Aplicando un enfoque humanista, debe afirmarse que no
existen tales determinismos sino condiciones de posibilidad y oportunidad.
Desde esta mirada, señala Silo, es preciso distinguir entre proceso
revolucionario como “un conjunto de condiciones mecánicas generadas en el desarrollo
del sistema”, y dirección revolucionaria, cuya “orientación en cuestión depende
de la intención humana y escapa a la determinación de las condiciones que
origina el sistema”.[4]
Así fue como los movimientos emancipadores de las Américas,
portadores de los fuegos de libertad que los vientos de la ilustración habían
derramado en sus conciencias más destacadas, aprovecharon los conflictos
entre las potencias europeas para abrirse camino hacia su independencia.
Así ocurrió también unos años después de finalizada la
guerra en 1945, cuando muchos pueblos del África y del Asia, luego de difíciles
e inacabados procesos de unidad, vieron llegada la posibilidad de recuperar
cierto grado de autonomía, alumbrando identidades nacionales.
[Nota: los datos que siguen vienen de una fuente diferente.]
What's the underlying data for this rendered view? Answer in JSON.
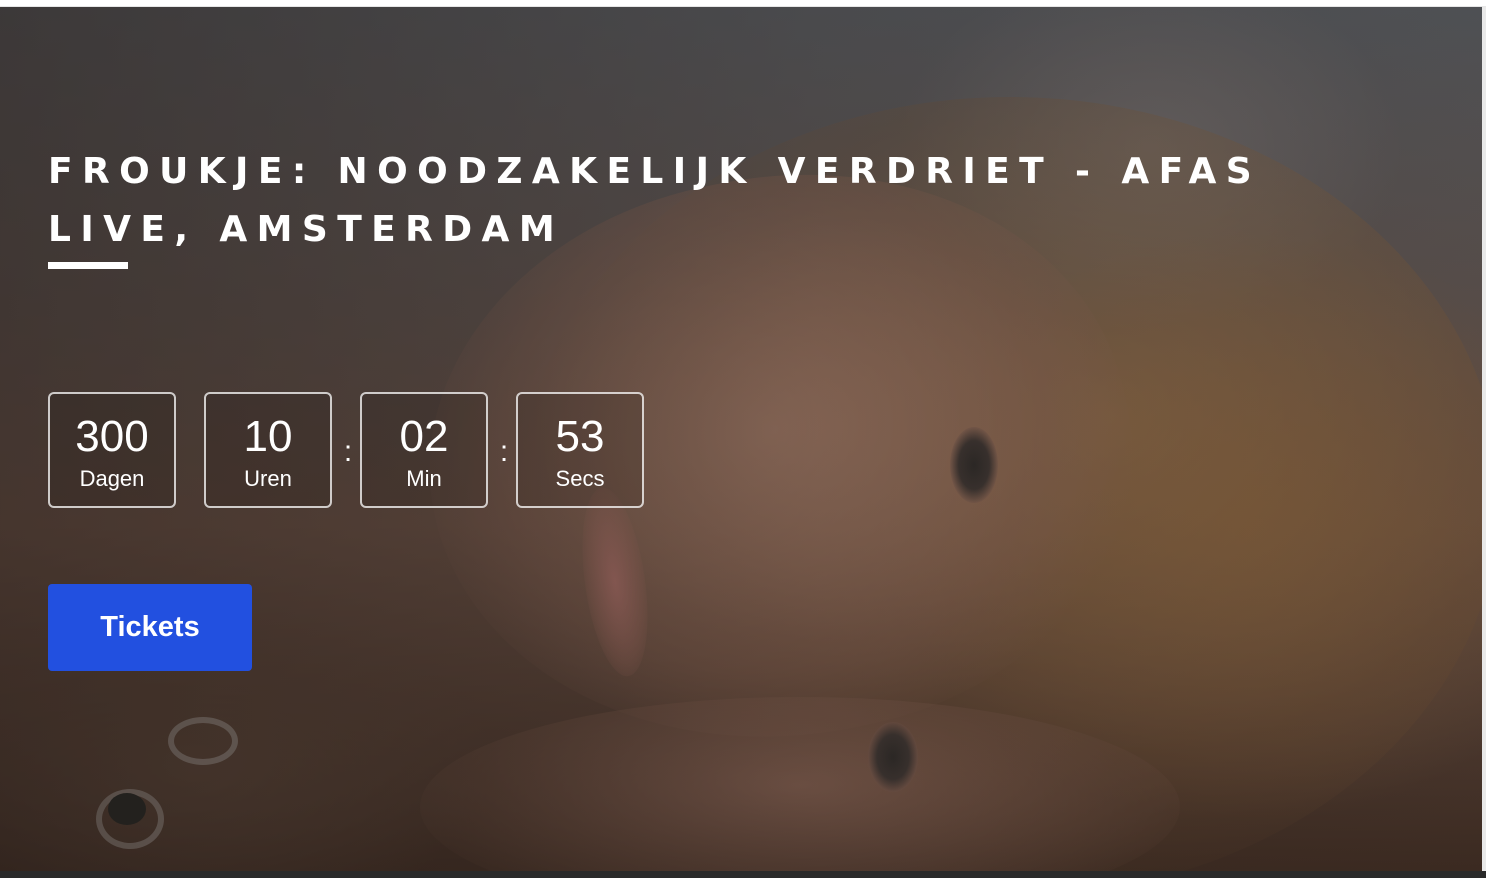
{
  "event": {
    "title": "FROUKJE: NOODZAKELIJK VERDRIET - AFAS LIVE, AMSTERDAM"
  },
  "countdown": {
    "separator": ":",
    "units": [
      {
        "value": "300",
        "label": "Dagen"
      },
      {
        "value": "10",
        "label": "Uren"
      },
      {
        "value": "02",
        "label": "Min"
      },
      {
        "value": "53",
        "label": "Secs"
      }
    ]
  },
  "cta": {
    "tickets_label": "Tickets",
    "color": "#2250e0"
  },
  "hero": {
    "image": "portrait-photo"
  }
}
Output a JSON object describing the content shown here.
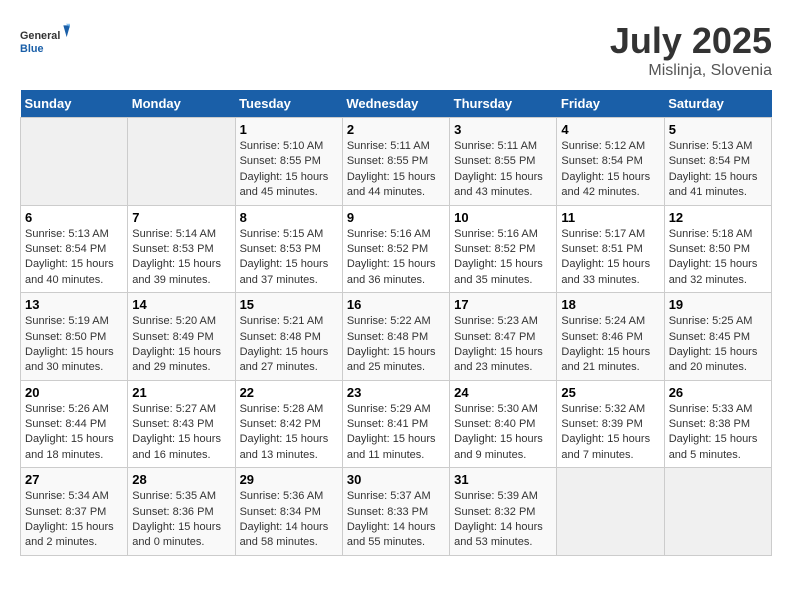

La caída de “la otra mitad del mundo” y la esperanza viva de
otro mundo posible en el que quepan muchos mundos, representan hoy una fuerte
ventana de oportunidad para la superación de lo viejo por algo
sustancialmente nuevo.
En este interregno, los “monstruos”[5] son indicadores de las
resistencias a la transformación, no solo externas sino también de los pueblos,
que se debaten entre la necesidad de cambio y viejos errores, entre la
incertidumbre vital que atrae como un imán a antiguos dogmas y la necesidad de
nuevos horizontes.
El nuevo mundo tendrá entonces que asumir un paradigma de
transformación incluyente sobre la base de la esencialidad humana
compartida. Una transformación radical que requiere de compromiso
individual y colectivo en la construcción de la nueva realidad, tanto en la
organización social, como en el paisaje interno y en los modos de relación
interpersonal.
Javier Tolcachier es un investigador perteneciente al Centro Mundial de Estudios Humanistas, organismo del Movimiento Humanista.
Referencias:
[1]En ocasión de la Inauguración del Parque Latinoamericano,
La Reja, Buenos Aires, 7/5/2005.
[2] Datos de
https://datosmacro.expansion.com/paises/comparar/usa/china
[3] Según el sitio DatosMundial.com
https://www.datosmundial.com/comparacion-pais.php?country1=CHN&country2=USA
[4] Silo. Cartas a mis amigos. Séptima Carta. El proceso
revolucionario y su dirección. Obras Completas vol. I. Editorial Plaza y Janés.